Audit results only strengthen resolve for lawsuit against Whitby’s Thermëa spa village


Published November 4, 2022 at 2:53 pm

Thermëa spa village owners Groupe Nordik appear to have figured out what went wrong last month when dozens of clients suffered staph infections after using the saltwater pool on site. Now they’re going to have to figure how much it’s going to cost them.

Toronto personal injury lawyer Justin Linden has signed up 45 people so far in a pending lawsuit against the spa and its owners. Legal notices were sent to Groupe Nordik CEO Martin Paquette on October 21 and 26 advising him of the action to “recover damages” from exposure to contaminants at the spa.

The delay in getting a judge to sign off on the lawsuit was due to more clients calling his office asking to join, Linden noted.

Groupe Nordik closed the saltwater ‘Kalla’ pool October 14 (along with the other seven Thermëa pools) on orders from Durham Region’s Health department after a rash of staph infections incurred by patrons and promptly ordered a comprehensive audit, which was overseen by their pool builder and designer, as well as Dr. Roy Vore, a microbial physiologist specializing in recreational water illnesses and the chairman of the Sanitation and Regulation Committee for the Floatation Tank Association.

The audit revealed three areas where the disinfectant system in place for the pool broke down:

  • A valve on the bromine erosion system failed sometime after launch. The audit has not determined if this was due to a manufacturing defect, installation error or some other cause
  • An ultraviolet disinfectant system, which functions as a secondary safety measure to destroy any bacteria that escapes the bromine, failed because of a ‘flow switch’ malfunction, which caused the ultraviolet system to fall into maintenance mode and not serve its primary function. The switch has been replaced.
  • The highly concentrated 14 per cent solution of salt in the Källa pool impacted the bromine puck’s ability to dissolve in the water, rendering the bromine ineffective. As such, the pool will be converted to chlorine – a proven effective chemical for sanitizing saltwater pools.
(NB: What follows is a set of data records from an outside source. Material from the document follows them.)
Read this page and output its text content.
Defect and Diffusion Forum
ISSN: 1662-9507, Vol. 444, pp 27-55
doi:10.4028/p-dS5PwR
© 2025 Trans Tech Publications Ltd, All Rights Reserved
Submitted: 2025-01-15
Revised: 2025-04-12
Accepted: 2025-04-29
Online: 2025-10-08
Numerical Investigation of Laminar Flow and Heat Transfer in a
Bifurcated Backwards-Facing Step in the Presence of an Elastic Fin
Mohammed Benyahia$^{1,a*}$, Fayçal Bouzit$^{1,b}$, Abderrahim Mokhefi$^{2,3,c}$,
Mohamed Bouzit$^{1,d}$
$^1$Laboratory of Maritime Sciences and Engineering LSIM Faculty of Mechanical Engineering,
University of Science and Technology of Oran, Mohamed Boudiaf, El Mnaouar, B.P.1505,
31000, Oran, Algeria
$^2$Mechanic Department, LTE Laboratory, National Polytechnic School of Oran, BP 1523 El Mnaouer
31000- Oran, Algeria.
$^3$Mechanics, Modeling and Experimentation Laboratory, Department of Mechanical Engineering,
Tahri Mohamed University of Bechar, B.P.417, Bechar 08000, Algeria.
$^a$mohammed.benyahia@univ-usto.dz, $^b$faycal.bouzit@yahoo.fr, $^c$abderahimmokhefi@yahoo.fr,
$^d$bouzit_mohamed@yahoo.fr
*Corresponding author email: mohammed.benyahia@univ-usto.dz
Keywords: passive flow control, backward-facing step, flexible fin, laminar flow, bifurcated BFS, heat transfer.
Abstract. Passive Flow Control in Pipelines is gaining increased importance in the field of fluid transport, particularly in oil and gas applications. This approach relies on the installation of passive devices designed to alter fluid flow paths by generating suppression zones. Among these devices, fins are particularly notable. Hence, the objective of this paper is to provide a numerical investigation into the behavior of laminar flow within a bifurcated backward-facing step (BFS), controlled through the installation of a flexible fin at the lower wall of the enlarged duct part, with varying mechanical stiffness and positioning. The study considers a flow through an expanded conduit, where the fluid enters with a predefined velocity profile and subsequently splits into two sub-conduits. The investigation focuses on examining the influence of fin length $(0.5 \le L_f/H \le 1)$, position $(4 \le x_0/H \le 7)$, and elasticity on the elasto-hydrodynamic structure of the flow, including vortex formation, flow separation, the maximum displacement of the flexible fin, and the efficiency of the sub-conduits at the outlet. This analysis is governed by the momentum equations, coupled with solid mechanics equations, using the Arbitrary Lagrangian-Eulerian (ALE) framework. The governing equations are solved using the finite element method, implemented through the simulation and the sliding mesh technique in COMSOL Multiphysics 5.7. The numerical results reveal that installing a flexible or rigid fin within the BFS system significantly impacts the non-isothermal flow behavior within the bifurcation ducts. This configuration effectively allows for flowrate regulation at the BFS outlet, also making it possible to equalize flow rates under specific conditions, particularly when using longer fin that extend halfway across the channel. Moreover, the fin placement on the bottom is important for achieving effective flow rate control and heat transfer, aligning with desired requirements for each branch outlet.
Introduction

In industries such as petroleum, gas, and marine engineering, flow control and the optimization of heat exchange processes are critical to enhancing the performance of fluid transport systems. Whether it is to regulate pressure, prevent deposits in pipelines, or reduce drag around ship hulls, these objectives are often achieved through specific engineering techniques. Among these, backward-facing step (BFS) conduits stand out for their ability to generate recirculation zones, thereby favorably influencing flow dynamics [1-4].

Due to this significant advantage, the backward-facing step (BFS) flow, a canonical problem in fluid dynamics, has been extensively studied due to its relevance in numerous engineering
The Källa pool and “all related systems” are being completely drained, sanitized, and re-assembled to allow for the use of liquid chlorine, which does not need to dissolve, Paquette said in a statement.

“In our 20 years of operation, we have never had an incident like this in any of our pools. It is our intention never to have an incident like this again.”

Linden, who said his clients have experienced ear infections and hearing loss, skin outbreaks and other symptoms and have gone through “multiple courses of antibiotics,” believes the results of the audit will bode well for the lawsuit.

“The Audit conducted by Thermëa reveals failures at all levels including systems, testing and monitoring,” he said. “Thermëa’s number one job was to provide a safe environment and we believe that a court will hold that it completely failed its clients.”